Southold Votes Yes on Eminent Domain, Comp Plan, Plum Island Ferry Zoning
Pictured Above: The Mattituck corner that has been slated for a hardware store.
The Southold Town Board exerted its authority over land use within the town in several major ways Tuesday afternoon, Sept. 8, adopting resolutions to take a controversial Mattituck property slated for development of a hardware store through eminent domain, adopting a Comprehensive Plan that’s been in the works for a decade, and rezoning the Plum Island ferry property in Orient to ensure it remains a site for ferry access to the island.
The most controversial of the measures was the adoption of a Findings & Determination Statement to use eminent domain to force the Brinkmann Hardware Corporation to sell its 1.75 acre property on the corner of the Main Road and New Suffolk Avenue in Mattituck to the town for use as a public park. The measure passed in a 4-2 vote, with town board members Sarah Nappa and Jim Dinizio voting against it.
The Brinkmanns, who own several hardware stores on Long Island, including a flagship store in Sayville, had been planning to place two buildings, a paint store and a hardware store totaling 10,000 square feet on the site.
The property has been dubbed by neighbors and civic groups as Mattituck’s “Last Green Corner,” and had been mentioned as the potential site of a park in the town’s 2005 hamlet study of Mattituck, and a 2011 corridor study of the same area.
The proposal was the subject of a hotly contested virtual public hearing Aug. 11.
Mr. Dinizio was the only board member to make a statement as he cast his vote, questioning why, if the town had valued the property for use as a park, it had not changed the zoning from hamlet business before the Brinkmanns purchased it.
“The town had plenty of time to make a positive move to bring the wishes of the community to reality,” said Mr. Dinizio. “This property sat idle for years in the hands of an owner who did not have a plan for its use… I believe strongly that our code is the guiding document for all zoning issues in the town. When someone buys a property, they should feel confident the town will stand by it (the zoning of the property).”
Southold will need to file an acquisition map with Suffolk County to complete the purchase, which is required to be made at fair market value.
The town will also need to publish notice of its Findings and Determination statement in five successive issues of Newsday and two successive issues of the Suffolk Times, after which the property owners have 30 days to seek judicial review of the town’s findings through the appellate division of Suffolk County Supreme Court.
The town board also unanimously approved its Comprehensive Plan with little fanfare Tuesday afternoon, though several community leaders applauded the adoption of the document at a public hearing later in the meeting on the Plum Island Ferry property.
Community and environmental leaders had shared boisterous support for the adoption of the plan at an Aug. 25 public hearing.

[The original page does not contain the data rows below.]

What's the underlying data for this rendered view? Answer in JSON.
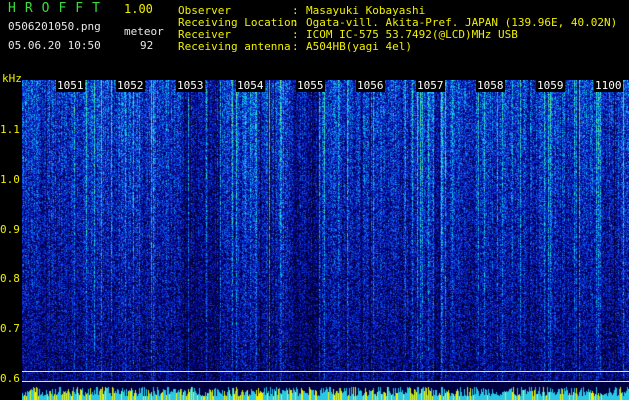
{
  "header": {
    "title": "HROFFT",
    "version": "1.00",
    "filename": "0506201050.png",
    "meteor_label": "meteor",
    "timestamp": "05.06.20 10:50",
    "meteor_count": "92"
  },
  "meta": [
    {
      "key": "Observer",
      "value": "Masayuki Kobayashi"
    },
    {
      "key": "Receiving Location",
      "value": "Ogata-vill. Akita-Pref. JAPAN (139.96E, 40.02N)"
    },
    {
      "key": "Receiver",
      "value": "ICOM IC-575 53.7492(@LCD)MHz USB"
    },
    {
      "key": "Receiving antenna",
      "value": "A504HB(yagi 4el)"
    }
  ],
  "separator": ":",
  "axis": {
    "y_unit": "kHz",
    "y_ticks": [
      "1.1",
      "1.0",
      "0.9",
      "0.8",
      "0.7",
      "0.6"
    ],
    "x_ticks": [
      "1051",
      "1052",
      "1053",
      "1054",
      "1055",
      "1056",
      "1057",
      "1058",
      "1059",
      "1100"
    ]
  },
  "colors": {
    "background": "#000000",
    "label_yellow": "#f0f000",
    "title_green": "#3cdc3c",
    "spectrum_low": "#0a1a8c",
    "spectrum_mid": "#1e64dc",
    "spectrum_high": "#28dca0"
  }
}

“The greatest land use and conservation achievements across the region” have come from comprehensive plan efforts, Group for the East End President Bob DeLuca had said at the Aug. 25 hearing. “They give a strategic blueprint for the future of what a community wants to be and specify how to get there. The lack of strong planning and comprehensive zoning are responsible for any number of land use disasters. Once they start piling up, you can lose everything that is truly important to people who live here.”

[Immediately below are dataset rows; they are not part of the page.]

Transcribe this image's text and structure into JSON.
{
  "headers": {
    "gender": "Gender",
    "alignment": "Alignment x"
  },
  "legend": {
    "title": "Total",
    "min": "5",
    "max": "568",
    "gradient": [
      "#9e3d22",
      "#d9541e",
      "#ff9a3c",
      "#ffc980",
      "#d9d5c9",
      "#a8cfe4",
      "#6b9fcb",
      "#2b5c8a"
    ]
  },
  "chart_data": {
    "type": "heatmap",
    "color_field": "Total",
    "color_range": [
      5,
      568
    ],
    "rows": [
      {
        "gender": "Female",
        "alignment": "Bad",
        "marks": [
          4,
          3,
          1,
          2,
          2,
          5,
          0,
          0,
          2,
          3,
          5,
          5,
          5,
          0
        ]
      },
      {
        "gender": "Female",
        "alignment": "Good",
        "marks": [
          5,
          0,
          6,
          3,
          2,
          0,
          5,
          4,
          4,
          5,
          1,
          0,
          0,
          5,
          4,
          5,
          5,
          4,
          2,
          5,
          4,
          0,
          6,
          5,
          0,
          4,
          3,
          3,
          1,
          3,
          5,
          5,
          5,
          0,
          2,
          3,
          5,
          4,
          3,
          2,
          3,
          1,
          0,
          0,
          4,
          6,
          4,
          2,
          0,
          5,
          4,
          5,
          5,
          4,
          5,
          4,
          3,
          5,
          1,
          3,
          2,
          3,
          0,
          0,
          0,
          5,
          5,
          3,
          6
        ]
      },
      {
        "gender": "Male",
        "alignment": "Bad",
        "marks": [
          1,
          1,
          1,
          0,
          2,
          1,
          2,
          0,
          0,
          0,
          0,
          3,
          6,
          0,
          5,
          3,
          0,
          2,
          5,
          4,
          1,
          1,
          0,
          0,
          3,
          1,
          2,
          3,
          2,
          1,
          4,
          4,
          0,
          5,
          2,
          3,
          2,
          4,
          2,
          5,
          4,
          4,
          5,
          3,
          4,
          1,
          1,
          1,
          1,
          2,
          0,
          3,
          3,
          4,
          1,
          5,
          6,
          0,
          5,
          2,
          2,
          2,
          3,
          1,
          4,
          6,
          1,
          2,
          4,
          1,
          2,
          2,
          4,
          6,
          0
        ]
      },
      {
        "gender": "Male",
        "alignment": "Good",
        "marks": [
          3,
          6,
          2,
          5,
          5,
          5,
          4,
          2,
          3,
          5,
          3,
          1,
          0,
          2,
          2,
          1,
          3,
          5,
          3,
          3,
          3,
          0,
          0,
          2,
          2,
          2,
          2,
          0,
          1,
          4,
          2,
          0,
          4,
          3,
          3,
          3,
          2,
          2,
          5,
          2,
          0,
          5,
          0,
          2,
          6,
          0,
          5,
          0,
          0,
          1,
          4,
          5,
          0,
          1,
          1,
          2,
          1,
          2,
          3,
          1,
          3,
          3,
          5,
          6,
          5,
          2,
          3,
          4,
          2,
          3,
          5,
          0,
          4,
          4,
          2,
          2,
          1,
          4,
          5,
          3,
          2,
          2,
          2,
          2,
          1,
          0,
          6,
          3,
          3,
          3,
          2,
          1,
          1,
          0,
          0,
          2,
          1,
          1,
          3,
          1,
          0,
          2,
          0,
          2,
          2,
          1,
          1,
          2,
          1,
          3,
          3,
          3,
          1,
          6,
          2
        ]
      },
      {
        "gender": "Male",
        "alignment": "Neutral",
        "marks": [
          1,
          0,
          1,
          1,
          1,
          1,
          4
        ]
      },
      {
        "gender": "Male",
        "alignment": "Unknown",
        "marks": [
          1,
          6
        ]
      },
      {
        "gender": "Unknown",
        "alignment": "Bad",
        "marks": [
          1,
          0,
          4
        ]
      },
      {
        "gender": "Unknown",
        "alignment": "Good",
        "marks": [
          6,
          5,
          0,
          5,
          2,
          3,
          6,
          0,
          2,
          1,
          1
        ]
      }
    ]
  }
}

The rezoning of the nine-acre Plum Island Ferry property from Marine II to a new zoning district, Marine III, which would permit the property to be used solely as a ferry terminal with a small museum, is designed to ensure the property remains in use for ferry access to the island. The board passed the proposal unanimously after a public hearing in which all speakers supported it.
The former Marine II zoning district would have allowed the property to be redeveloped as a marina, boatyard, yacht club, mariculture operation and marine repair facility, and would also allow restaurants and hotels by special exception.
A Marine III zoning district was added to the town code last December, and this public hearing was on rezoning this particular property as Marine III.
Louise Harrison, the New York Natural Areas Coordinator for Save the Sound, said at the public hearing that “preserving the means for ferry travel is a critically important component for the creation of the Plum Island Preserve.”
Ms. Harrison and Save the Sound have been actively engaged with the Envision Plum Island project, which unveiled its proposal for a future preserve on the federally owned island earlier this summer.
She added that allowing a small museum on the ferry property, “falls in line completely with the region’s vision,” and could accommodate more people than could be sustainably accommodated on the island itself.
Bob DeLuca, of the Group for the East End, said the rezoning “puts the final piece of the land use puzzle together” for the Plum Island zoning effort.
Southold Town had zoned the island for use as a research facility with a large conservation area several years ago, after the federal government began plans to replace the animal disease laboratory there with one in Kansas and sell the island to the highest bidder.
“Ensuring the ferry use be kept in place offers significant value to research or conservation efforts on the island,” he said.
“It’s a nice coincidence that this is the same night you adopted the Comprehensive Plan. It’s certainly part of the long range planning of the town,” said Suffolk County Legislator Al Krupski of rezoning the ferry property. “It’s a very good example of the town exerting its local control over land use. Southold is a town that has a vision for its future and has a lot of community support for that vision and includes the community in its land use decisions.”